Nosso colunista-presidiário ouve a música da vida lá fora
Há quem não valorize o sofrimento de quem está preso. Há quem julgue que 30 anos de prisão é pouco. Existem os que pensam que essa infinita tristeza nem existe. Não sabem sequer respeitar a dor. Vivem a condenar qual não usassem o banheiro, de cima de suas superioridades e infalibilidades. Eu os compreendo. Não têm sensibilidade para alimentar a compaixão. Vivem envoltos em maços de raivas e ódios, mergulhados em idéias de vinganças. Sofrem suas tediosas vidas de mandíbulas travadas. Não se permitem ao perdão. Não querem compreender nada. Procuram apenas julgar, condenar e ponto final.
Pensar cansa, dá trabalho. Por que quebrar a cabeça avaliando motivos? Por que analisar suas próprias fraquezas e limites e daí pensar nas possibilidades dos outros? Mais fácil envolver a vida em gelo picado e pintar a alma fria de cores quentes. Em parte alguma o mundo e as pessoas são diferentes de nós. Pois vou lhes dizer: eu aqui dentro, preso, quando vejo alguém sofrer, sinto minha alma se encher de compaixão. Meus lábios se amolecem e meu coração se enche de calor humano. Sei o quanto dói cada um dos sofrimentos. Conheço-os profundamente.
Eu os vivi aqui dentro do peito, meus olhos estão gastos de tanto chorar. Senti o peso dos minutos na rude nudez de cada uma de minhas horas. Gostaria que algum desses insensíveis julgadores estivesse em minha pele agora há pouco. Estou há cerca de cinco anos sem escutar um bom aparelho de som e boas músicas. Hoje, no espaço que conquistei para escrever, apareceu um.
Play it again
Desavisado, ao arrepio do que posso e do que não posso, me atrevi a ouvi-lo. Coloquei um CD do Van Hallen, esquecido de minha longa convalescença. Sou doente por música. A primeira música até que foi bem: "And the Cradle Will Rock", mas já a alma queria sair pela boca. Na segunda doeu fundo, uma água quebrada, súbita e inteira: "Can't Stop Lovin' You". Então veio para matar, para arrancar meus ossos pela janela gradeada: "When It's Love"! Meu coração empoeirado ribombou através daquela voz estrangulada de David Lee Roth. Senti o mar inteiro invadir de imensidão meu ser, e eu estava pequeno, ridiculamente pequeno, para tremenda emoção.

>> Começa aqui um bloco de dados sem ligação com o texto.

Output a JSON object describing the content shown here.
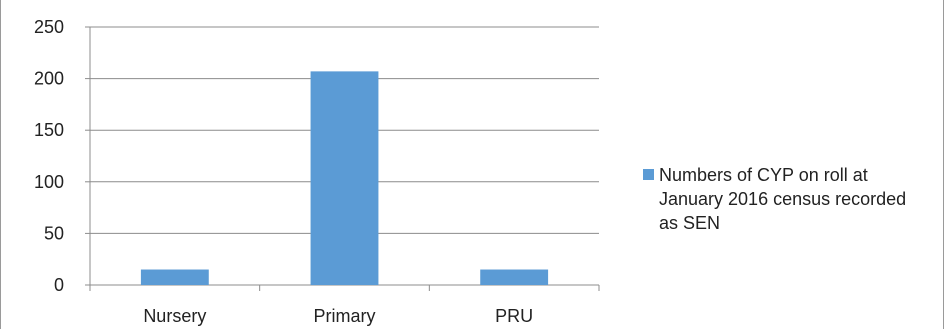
{
  "chart_data": {
    "type": "bar",
    "categories": [
      "Nursery",
      "Primary",
      "PRU"
    ],
    "series": [
      {
        "name": "Numbers of CYP on roll at January 2016 census recorded as SEN",
        "values": [
          15,
          207,
          15
        ],
        "color": "#5b9bd5"
      }
    ],
    "yticks": [
      "0",
      "50",
      "100",
      "150",
      "200",
      "250"
    ],
    "ylim": [
      0,
      250
    ],
    "grid": true,
    "legend_position": "right",
    "title": "",
    "xlabel": "",
    "ylabel": ""
  }
}
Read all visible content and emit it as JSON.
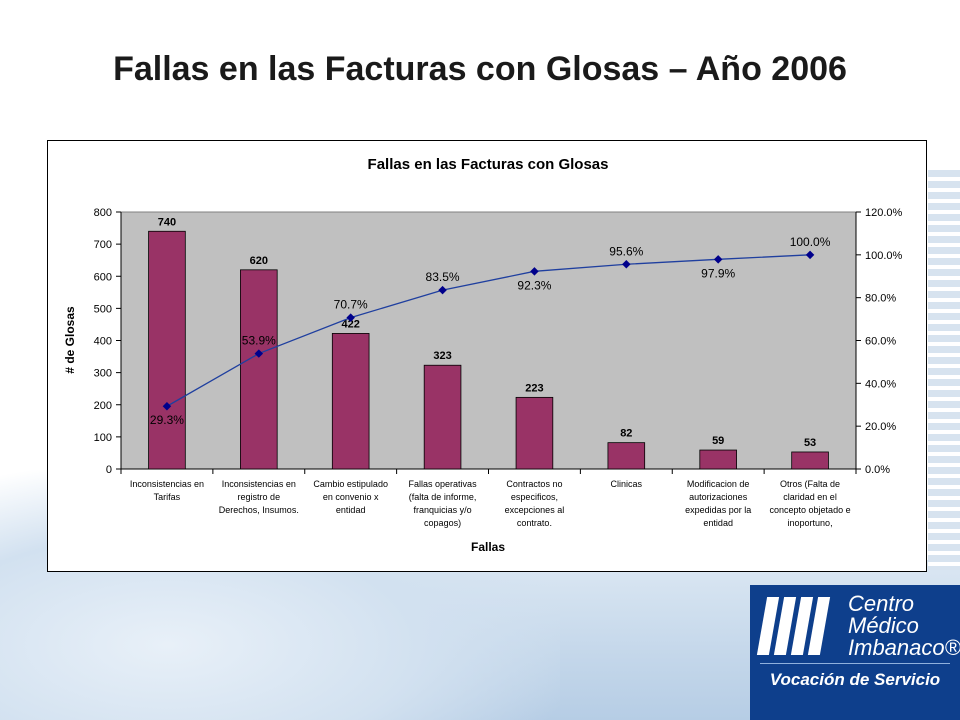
{
  "slide": {
    "title": "Fallas en las Facturas con Glosas – Año 2006"
  },
  "logo": {
    "line1": "Centro",
    "line2": "Médico",
    "line3": "Imbanaco®",
    "tagline": "Vocación de Servicio"
  },
  "chart_data": {
    "type": "bar",
    "title": "Fallas en las Facturas con Glosas",
    "xlabel": "Fallas",
    "ylabel": "# de Glosas",
    "ylim": [
      0,
      800
    ],
    "y_ticks": [
      "0",
      "100",
      "200",
      "300",
      "400",
      "500",
      "600",
      "700",
      "800"
    ],
    "y2lim": [
      0,
      120
    ],
    "y2_ticks": [
      "0.0%",
      "20.0%",
      "40.0%",
      "60.0%",
      "80.0%",
      "100.0%",
      "120.0%"
    ],
    "grid": false,
    "plot_bg": "#c0c0c0",
    "categories": [
      [
        "Inconsistencias en",
        "Tarifas"
      ],
      [
        "Inconsistencias en",
        "registro de",
        "Derechos, Insumos."
      ],
      [
        "Cambio estipulado",
        "en convenio x",
        "entidad"
      ],
      [
        "Fallas operativas",
        "(falta de informe,",
        "franquicias y/o",
        "copagos)"
      ],
      [
        "Contractos no",
        "especificos,",
        "excepciones al",
        "contrato."
      ],
      [
        "Clinicas"
      ],
      [
        "Modificacion de",
        "autorizaciones",
        "expedidas por la",
        "entidad"
      ],
      [
        "Otros (Falta de",
        "claridad en el",
        "concepto objetado e",
        "inoportuno,"
      ]
    ],
    "series": [
      {
        "type": "bar",
        "values": [
          740,
          620,
          422,
          323,
          223,
          82,
          59,
          53
        ],
        "labels": [
          "740",
          "620",
          "422",
          "323",
          "223",
          "82",
          "59",
          "53"
        ],
        "color": "#993366"
      },
      {
        "type": "line",
        "axis": "secondary",
        "values": [
          29.3,
          53.9,
          70.7,
          83.5,
          92.3,
          95.6,
          97.9,
          100.0
        ],
        "labels": [
          "29.3%",
          "53.9%",
          "70.7%",
          "83.5%",
          "92.3%",
          "95.6%",
          "97.9%",
          "100.0%"
        ],
        "color": "#1f3f9f"
      }
    ]
  }
}
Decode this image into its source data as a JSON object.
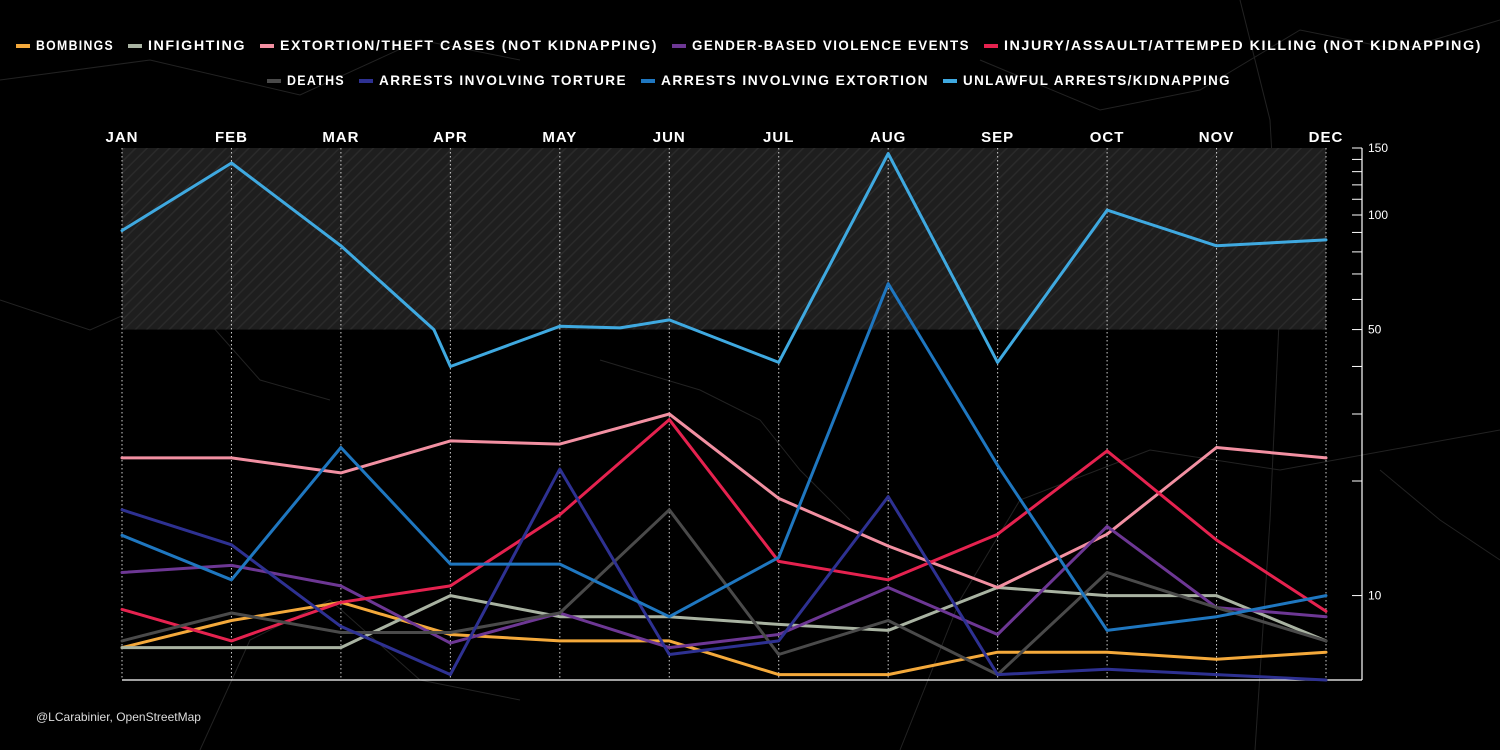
{
  "credit": "@LCarabinier, OpenStreetMap",
  "chart_data": {
    "type": "line",
    "title": "",
    "xlabel": "",
    "ylabel": "",
    "x_scale": "log",
    "ylim": [
      6,
      150
    ],
    "yticks": [
      10,
      50,
      100,
      150
    ],
    "highlight_band": [
      50,
      150
    ],
    "months": [
      "JAN",
      "FEB",
      "MAR",
      "APR",
      "MAY",
      "JUN",
      "JUL",
      "AUG",
      "SEP",
      "OCT",
      "NOV",
      "DEC"
    ],
    "series": [
      {
        "name": "BOMBINGS",
        "color": "#f4a93b",
        "points": [
          [
            0,
            7.3
          ],
          [
            1,
            8.6
          ],
          [
            2,
            9.6
          ],
          [
            3,
            7.9
          ],
          [
            4,
            7.6
          ],
          [
            5,
            7.6
          ],
          [
            6,
            6.2
          ],
          [
            7,
            6.2
          ],
          [
            8,
            7.1
          ],
          [
            9,
            7.1
          ],
          [
            10,
            6.8
          ],
          [
            11,
            7.1
          ]
        ]
      },
      {
        "name": "INFIGHTING",
        "color": "#a9b3a2",
        "points": [
          [
            0,
            7.3
          ],
          [
            1,
            7.3
          ],
          [
            2,
            7.3
          ],
          [
            3,
            10
          ],
          [
            4,
            8.8
          ],
          [
            5,
            8.8
          ],
          [
            6,
            8.4
          ],
          [
            7,
            8.1
          ],
          [
            8,
            10.5
          ],
          [
            9,
            10
          ],
          [
            10,
            10
          ],
          [
            11,
            7.6
          ]
        ]
      },
      {
        "name": "EXTORTION/THEFT CASES (NOT KIDNAPPING)",
        "color": "#f290a2",
        "points": [
          [
            0,
            23
          ],
          [
            1,
            23
          ],
          [
            2,
            21
          ],
          [
            3,
            25.5
          ],
          [
            4,
            25
          ],
          [
            5,
            30
          ],
          [
            6,
            18
          ],
          [
            7,
            13.5
          ],
          [
            8,
            10.5
          ],
          [
            9,
            14.5
          ],
          [
            10,
            24.5
          ],
          [
            11,
            23
          ]
        ]
      },
      {
        "name": "GENDER-BASED VIOLENCE EVENTS",
        "color": "#6d3794",
        "points": [
          [
            0,
            11.5
          ],
          [
            1,
            12
          ],
          [
            2,
            10.6
          ],
          [
            3,
            7.5
          ],
          [
            4,
            9
          ],
          [
            5,
            7.3
          ],
          [
            6,
            7.9
          ],
          [
            7,
            10.5
          ],
          [
            8,
            7.9
          ],
          [
            9,
            15.2
          ],
          [
            10,
            9.3
          ],
          [
            11,
            8.8
          ]
        ]
      },
      {
        "name": "INJURY/ASSAULT/ATTEMPED KILLING (NOT KIDNAPPING)",
        "color": "#e5224f",
        "points": [
          [
            0,
            9.2
          ],
          [
            1,
            7.6
          ],
          [
            2,
            9.6
          ],
          [
            3,
            10.6
          ],
          [
            4,
            16.3
          ],
          [
            5,
            29
          ],
          [
            6,
            12.3
          ],
          [
            7,
            11
          ],
          [
            8,
            14.5
          ],
          [
            9,
            24
          ],
          [
            10,
            14
          ],
          [
            11,
            9.1
          ]
        ]
      },
      {
        "name": "DEATHS",
        "color": "#4a4a4a",
        "points": [
          [
            0,
            7.6
          ],
          [
            1,
            9
          ],
          [
            2,
            8
          ],
          [
            3,
            8
          ],
          [
            4,
            9
          ],
          [
            5,
            16.8
          ],
          [
            6,
            7
          ],
          [
            7,
            8.6
          ],
          [
            8,
            6.2
          ],
          [
            9,
            11.5
          ],
          [
            10,
            9.3
          ],
          [
            11,
            7.6
          ]
        ]
      },
      {
        "name": "ARRESTS INVOLVING TORTURE",
        "color": "#2e3192",
        "points": [
          [
            0,
            16.8
          ],
          [
            1,
            13.6
          ],
          [
            2,
            8.3
          ],
          [
            3,
            6.2
          ],
          [
            4,
            21.5
          ],
          [
            5,
            7
          ],
          [
            6,
            7.6
          ],
          [
            7,
            18.2
          ],
          [
            8,
            6.2
          ],
          [
            9,
            6.4
          ],
          [
            10,
            6.2
          ],
          [
            11,
            6
          ]
        ]
      },
      {
        "name": "ARRESTS INVOLVING EXTORTION",
        "color": "#1f77c0",
        "points": [
          [
            0,
            14.4
          ],
          [
            1,
            11
          ],
          [
            2,
            24.5
          ],
          [
            3,
            12.1
          ],
          [
            4,
            12.1
          ],
          [
            5,
            8.8
          ],
          [
            6,
            12.6
          ],
          [
            7,
            66
          ],
          [
            8,
            22
          ],
          [
            9,
            8.1
          ],
          [
            10,
            8.8
          ],
          [
            11,
            10
          ]
        ]
      },
      {
        "name": "UNLAWFUL ARRESTS/KIDNAPPING",
        "color": "#3fa9e0",
        "points": [
          [
            0,
            91
          ],
          [
            1,
            137
          ],
          [
            2,
            83
          ],
          [
            2.85,
            50
          ],
          [
            3,
            40
          ],
          [
            4,
            51
          ],
          [
            4.55,
            50.5
          ],
          [
            5,
            53
          ],
          [
            6,
            41
          ],
          [
            7,
            145
          ],
          [
            8,
            41
          ],
          [
            9,
            103
          ],
          [
            10,
            83
          ],
          [
            11,
            86
          ]
        ]
      }
    ]
  }
}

O corpo queimou em febre. As lágrimas alargaram meus olhos. Um ruído de espa-das se entrechocando misturava-se àquele sujeito cantando e ao Van Hallen da guitarra. Sentia-me ferido de uma dor longínqua e na boca o gosto inconfundível de pesadelos. Em seguida, já aos pedaços, coloquei "About a Girl", do Nirvana. Kurt Cobain fez com que preferisse meus fracassos, a não tentá-los. Só o abismo mostra o céu que existe. Depois "Come As You Are" e "Dolly". Me senti sob ternos cobertores. Eu era o avesso, vermelho e pulsante como lábios, e beijava o ar, abobalhado.
Esqueci a prisão. Escapei por entre grades, varei muralhas e rasguei rancores trepidando ao som do Metallica: "Nothing Else Matters". Depois veio Guns and Roses, com Axel gritando "Knocking On Heaven's Door" e Slash mostrando-me que não há perigo maior do que estar vivo. Descobri "Other Side", do Red Hot Chilli Peppers, uma viagem em que minha respiração lambia a vida de paixão. John Frusciante é um gênio que altera o que se perde, mesmo sem perder. Quase sem querer, descobri um maravilhoso rap de J.J. Fad: "Supersonic".
Para finalizar, porque não agüentava mais, febril, amargurado com minha vida de astro opaco, coloquei seleção de Phil Collins. "Another Day in Paradise" e "Do You Remember". Voltei para a cela atordoado por negras perspectivas, já arrependido da-quela felicidade momentânea. Enfrentar agora o xadrez com uma dezena de companheiros e aquele meu cantinho parco, quase um túmulo, era dolorido demais. Tudo agora parecia incerto e relativo - onde tudo que era bom se tornava distante. Meus filhos pequenos, a companheira, doíam gravemente a cada passo.
Cego a flutuar no escuro, entrei no xadrez sem ver ninguém. Um preso respeita a dor do outro. Entrei na minha cama, coloquei o cobertor por cima e me fiz feto, esvaziando a consciência. Os destroços de mim se esparramaram, fechei os olhos e supliquei pelo sono. O que a prisão nos tira, a vida jamais devolve.